In Hokkaido, setting up of 2 to 2.5 meter-high net fences began mainly as public works projects firstly in the eastern districts in fiscal 1995. In fiscal 2003, the total length topped 3,000 kilometers. Many of the fences have reached the end of their service life and need resetting or repairing, according to Hokkaido prefectural government’s agricultural policy planning department.

Meanwhile, increasing requests for setting up of fences are also coming from the western districts of Hokkaido where the number of deer is soaring. Hokkaido prefectural government used grants provided by the national government under the act on special measures for prevention of damage related to agriculture, forestry and fisheries caused by wildlife to set up new fences. The prefectural government spent roughly 1 billion yen in fiscal 2012, but this was only 80% of the requested amount. In response to continuing demands for new fences, the prefectural government plans to spend some 1.3 billion yen in fiscal 2013 for measures related to deer damage management.

Deer damage to crops continues to be a headache for farmers in Hokkaido.

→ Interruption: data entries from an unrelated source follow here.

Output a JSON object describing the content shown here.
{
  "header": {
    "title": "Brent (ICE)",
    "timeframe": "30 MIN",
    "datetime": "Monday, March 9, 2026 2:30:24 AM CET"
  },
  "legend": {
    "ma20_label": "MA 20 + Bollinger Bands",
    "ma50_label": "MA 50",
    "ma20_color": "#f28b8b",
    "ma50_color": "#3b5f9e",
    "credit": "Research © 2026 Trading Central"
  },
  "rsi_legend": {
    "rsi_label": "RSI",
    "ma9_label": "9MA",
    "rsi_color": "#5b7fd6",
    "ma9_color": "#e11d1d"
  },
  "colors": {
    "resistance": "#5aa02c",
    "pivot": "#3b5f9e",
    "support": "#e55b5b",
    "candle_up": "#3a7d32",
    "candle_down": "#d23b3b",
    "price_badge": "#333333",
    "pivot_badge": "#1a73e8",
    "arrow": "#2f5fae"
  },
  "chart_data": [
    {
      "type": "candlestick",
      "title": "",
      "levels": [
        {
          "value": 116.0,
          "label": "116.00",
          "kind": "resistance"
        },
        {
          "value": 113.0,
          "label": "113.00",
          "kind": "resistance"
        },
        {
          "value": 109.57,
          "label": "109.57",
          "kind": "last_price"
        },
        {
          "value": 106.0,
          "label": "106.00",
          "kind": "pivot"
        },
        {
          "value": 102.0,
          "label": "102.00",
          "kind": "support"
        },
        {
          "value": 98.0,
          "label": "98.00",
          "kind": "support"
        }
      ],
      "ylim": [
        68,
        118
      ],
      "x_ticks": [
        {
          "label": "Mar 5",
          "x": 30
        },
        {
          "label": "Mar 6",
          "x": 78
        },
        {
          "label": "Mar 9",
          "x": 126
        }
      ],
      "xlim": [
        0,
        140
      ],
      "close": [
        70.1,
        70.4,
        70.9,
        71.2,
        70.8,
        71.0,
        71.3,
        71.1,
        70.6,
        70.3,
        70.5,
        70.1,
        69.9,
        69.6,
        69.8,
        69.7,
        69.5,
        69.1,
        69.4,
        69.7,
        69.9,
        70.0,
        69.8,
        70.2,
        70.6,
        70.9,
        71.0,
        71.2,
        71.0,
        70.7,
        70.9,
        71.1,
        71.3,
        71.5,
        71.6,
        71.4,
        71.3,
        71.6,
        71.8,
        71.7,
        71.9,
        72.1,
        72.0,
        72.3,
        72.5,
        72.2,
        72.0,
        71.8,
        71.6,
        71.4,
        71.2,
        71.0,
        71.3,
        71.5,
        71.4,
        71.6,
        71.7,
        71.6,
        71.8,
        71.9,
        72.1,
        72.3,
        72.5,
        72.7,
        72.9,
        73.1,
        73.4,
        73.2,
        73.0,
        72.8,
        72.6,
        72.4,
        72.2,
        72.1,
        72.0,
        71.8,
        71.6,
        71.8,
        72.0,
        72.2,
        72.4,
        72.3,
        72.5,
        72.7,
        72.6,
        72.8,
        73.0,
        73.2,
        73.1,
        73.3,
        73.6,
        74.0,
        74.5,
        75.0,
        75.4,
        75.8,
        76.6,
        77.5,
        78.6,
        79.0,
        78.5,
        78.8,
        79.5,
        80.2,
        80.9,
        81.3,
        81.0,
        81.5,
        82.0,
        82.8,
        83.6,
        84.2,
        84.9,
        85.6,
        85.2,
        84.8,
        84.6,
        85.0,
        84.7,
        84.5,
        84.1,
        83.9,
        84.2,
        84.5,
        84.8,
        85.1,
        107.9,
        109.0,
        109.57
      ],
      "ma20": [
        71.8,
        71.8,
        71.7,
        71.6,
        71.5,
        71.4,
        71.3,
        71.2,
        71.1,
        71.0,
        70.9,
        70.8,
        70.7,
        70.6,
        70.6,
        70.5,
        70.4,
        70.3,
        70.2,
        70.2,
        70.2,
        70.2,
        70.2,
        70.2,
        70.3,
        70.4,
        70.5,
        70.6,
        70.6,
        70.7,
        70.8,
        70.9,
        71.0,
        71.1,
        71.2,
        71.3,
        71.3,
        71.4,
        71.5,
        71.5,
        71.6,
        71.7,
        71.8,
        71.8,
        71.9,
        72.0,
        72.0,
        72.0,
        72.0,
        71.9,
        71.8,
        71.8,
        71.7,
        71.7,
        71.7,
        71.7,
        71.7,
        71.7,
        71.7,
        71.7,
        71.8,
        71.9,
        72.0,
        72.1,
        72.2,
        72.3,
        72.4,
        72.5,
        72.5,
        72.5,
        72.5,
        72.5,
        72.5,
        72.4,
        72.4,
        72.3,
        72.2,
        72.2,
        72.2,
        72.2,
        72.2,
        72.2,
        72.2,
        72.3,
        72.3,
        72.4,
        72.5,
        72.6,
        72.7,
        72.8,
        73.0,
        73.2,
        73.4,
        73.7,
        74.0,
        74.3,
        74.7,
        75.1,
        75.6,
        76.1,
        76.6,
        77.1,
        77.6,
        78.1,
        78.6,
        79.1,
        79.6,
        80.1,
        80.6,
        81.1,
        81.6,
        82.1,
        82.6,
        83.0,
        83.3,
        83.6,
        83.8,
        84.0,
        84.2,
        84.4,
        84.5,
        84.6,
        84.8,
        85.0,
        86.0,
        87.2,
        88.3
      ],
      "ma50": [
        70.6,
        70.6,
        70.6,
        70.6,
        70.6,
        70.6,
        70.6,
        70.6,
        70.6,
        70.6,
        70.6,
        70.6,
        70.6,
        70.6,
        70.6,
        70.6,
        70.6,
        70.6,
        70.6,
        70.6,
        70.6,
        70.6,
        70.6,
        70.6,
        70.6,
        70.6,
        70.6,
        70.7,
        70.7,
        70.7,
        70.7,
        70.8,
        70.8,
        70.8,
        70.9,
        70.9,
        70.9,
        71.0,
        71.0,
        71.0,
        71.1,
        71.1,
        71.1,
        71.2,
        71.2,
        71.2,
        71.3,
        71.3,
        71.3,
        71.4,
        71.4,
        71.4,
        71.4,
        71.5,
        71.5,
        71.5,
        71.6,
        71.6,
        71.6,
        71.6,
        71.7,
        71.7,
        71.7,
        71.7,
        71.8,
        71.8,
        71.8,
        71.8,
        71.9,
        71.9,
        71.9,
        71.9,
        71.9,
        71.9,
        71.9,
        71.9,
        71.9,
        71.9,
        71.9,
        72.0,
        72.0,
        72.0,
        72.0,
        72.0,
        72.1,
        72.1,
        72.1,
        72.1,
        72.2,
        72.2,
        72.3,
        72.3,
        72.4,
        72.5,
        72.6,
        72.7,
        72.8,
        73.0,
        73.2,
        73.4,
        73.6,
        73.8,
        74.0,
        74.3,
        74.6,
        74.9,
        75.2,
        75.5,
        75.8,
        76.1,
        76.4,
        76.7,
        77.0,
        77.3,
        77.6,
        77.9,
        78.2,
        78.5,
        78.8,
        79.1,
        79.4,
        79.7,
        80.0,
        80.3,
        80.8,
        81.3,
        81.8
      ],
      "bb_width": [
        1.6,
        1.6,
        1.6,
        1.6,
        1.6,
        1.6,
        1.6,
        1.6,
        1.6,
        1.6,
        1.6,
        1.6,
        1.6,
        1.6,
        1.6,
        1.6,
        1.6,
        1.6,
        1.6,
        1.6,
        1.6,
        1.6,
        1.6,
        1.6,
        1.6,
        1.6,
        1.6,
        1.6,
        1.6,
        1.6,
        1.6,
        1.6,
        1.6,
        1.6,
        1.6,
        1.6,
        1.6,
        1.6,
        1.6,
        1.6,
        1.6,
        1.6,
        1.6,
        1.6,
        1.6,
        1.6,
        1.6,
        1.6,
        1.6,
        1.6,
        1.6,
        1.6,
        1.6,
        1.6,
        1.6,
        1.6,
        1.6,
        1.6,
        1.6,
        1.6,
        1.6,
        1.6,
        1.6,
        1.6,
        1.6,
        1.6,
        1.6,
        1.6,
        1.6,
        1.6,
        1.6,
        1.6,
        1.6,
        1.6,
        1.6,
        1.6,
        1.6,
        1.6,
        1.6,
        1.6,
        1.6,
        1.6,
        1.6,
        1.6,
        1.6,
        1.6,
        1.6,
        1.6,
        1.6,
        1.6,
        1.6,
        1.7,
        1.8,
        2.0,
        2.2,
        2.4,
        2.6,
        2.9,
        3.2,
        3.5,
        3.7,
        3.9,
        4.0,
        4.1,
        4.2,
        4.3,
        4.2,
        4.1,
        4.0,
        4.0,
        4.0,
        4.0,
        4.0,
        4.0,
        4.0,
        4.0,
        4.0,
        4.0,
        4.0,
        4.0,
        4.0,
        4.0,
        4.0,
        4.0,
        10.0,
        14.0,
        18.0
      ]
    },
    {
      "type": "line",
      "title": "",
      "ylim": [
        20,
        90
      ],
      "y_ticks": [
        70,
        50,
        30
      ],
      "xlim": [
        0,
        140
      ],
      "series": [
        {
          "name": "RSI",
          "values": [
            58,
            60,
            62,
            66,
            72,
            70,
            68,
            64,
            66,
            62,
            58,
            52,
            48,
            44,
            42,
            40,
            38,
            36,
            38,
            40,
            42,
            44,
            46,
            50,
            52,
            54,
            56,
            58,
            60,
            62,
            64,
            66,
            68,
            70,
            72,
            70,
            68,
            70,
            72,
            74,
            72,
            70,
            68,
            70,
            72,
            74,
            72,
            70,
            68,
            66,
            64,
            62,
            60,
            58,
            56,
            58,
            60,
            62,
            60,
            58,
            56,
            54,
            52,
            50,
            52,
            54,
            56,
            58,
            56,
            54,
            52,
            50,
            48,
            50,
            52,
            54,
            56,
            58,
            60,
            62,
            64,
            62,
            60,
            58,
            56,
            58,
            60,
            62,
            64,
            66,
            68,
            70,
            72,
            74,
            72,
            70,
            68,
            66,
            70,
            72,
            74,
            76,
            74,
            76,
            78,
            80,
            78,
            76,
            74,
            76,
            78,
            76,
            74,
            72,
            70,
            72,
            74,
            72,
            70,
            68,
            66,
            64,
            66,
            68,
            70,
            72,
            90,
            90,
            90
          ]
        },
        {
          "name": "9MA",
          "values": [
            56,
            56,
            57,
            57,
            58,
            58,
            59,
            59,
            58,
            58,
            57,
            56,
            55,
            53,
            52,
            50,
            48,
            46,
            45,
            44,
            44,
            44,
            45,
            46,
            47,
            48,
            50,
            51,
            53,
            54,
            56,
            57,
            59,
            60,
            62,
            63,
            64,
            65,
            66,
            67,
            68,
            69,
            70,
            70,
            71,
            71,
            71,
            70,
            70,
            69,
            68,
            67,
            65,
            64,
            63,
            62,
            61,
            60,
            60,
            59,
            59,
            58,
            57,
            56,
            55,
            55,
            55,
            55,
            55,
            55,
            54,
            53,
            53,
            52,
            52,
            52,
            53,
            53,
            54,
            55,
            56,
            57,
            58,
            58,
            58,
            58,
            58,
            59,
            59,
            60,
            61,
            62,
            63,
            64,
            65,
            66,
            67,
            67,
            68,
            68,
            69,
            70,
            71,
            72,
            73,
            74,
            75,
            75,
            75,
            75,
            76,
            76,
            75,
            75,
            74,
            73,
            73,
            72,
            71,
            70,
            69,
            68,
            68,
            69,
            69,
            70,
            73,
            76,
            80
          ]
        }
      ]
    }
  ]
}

The losses due to deer damage amounted to 6.2 billion yen in fiscal 2011, up 5% from the previous year, accounting for 30 percent of the total damage nationwide. Deer captured in Hokkaido in fiscal 2011 totaled 135,000, marking a 24% rise from a year before. The endless battle of maintaining the expanding fences, with the total length reaching the length of the Japanese archipelago, has failed to have a decisive impact on reducing the damage.

Hiroyuki Uno, chief researcher at Hokkaido Research Organization’s Institute of Environmental Sciences, noted the problem lies in the fact that the government placed priority on the setting up of fences and that the maintenance of fences was left to farmers’ own responsibility. In order to increase the damage-reducing effect with limited budget, it is necessary to foster manpower specializing in planning effective setting and management of fences, Uno stressed.